Rehospitalized patients were more likely to be older, female, living in lower-income Zip codes, from higher populated counties, and insured by Medicare or Medicaid. They also had a median nine comorbidities compared with a median seven among those not readmitted. The most common comorbidities included chronic limb ischemia, obesity, hypertension, congestive heart failure, diabetes, and renal disease.

Readmitted patients also had longer and more costly index hospitalizations: a median 7 days costing a median $26,029 compared with 5 days costing $20,264 among those not readmitted.

"During the index hospitalization, readmitted patients had more in-hospital adverse events, specifically major bleeding, acute myocardial infarction, acute kidney injury, and sepsis," the authors report.

The study findings were limited by the possibility that the billing codes used to determine diagnoses and interventions led to misclassification bias. Further, the researchers could not determine which patients had died outside of the hospital after discharge.
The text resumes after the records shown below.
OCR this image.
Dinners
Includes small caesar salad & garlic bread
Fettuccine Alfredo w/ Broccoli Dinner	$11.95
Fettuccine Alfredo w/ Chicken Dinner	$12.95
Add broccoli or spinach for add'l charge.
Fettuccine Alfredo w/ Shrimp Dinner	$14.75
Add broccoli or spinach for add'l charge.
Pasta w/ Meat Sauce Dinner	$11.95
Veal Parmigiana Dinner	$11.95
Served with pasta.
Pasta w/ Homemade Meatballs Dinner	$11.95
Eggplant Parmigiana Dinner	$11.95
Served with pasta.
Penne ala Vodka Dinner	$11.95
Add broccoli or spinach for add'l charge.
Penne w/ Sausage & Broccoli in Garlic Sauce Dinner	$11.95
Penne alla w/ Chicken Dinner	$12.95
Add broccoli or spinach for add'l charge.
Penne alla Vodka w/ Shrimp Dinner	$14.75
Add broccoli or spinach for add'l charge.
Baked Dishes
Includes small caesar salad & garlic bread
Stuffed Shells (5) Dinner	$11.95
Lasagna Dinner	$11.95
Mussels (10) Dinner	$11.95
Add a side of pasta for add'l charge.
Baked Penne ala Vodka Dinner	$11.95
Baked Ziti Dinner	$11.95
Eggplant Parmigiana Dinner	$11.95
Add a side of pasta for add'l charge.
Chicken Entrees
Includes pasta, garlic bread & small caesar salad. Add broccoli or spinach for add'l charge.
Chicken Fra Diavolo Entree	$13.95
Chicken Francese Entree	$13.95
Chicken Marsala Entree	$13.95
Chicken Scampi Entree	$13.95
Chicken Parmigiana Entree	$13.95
"After standardizing for hospital case mix, we found a moderate range in hospital-specific readmission rates among the studied institutions," the authors write, noting that this differed from a previous study using Medicare data that found patient risk profiles played a bigger role in readmission rates. "Although penalizing outliers for excessive readmissions, as is mandated by the [Hospital Readmissions Reduction Program], may reduce readmission risk, the amount of variation seen in our analysis was not as great as that observed for currently penalized conditions, such as heart failure," they write.

The authors conclude by recommending improvements in postdischarge care for patients with PAD who undergo invasive treatment procedures.

The research was funded by the Smith Center for Outcomes Research in Cardiology at Beth Israel Deaconess Medical Center. One author reports receiving personal fees from Abbott, Philips, and Cook, and one author reports receiving personal fees from RTI International, UpToDate, Evidera, and Freedman Healthcare Consulting. The remaining authors have disclosed no relevant financial relationships.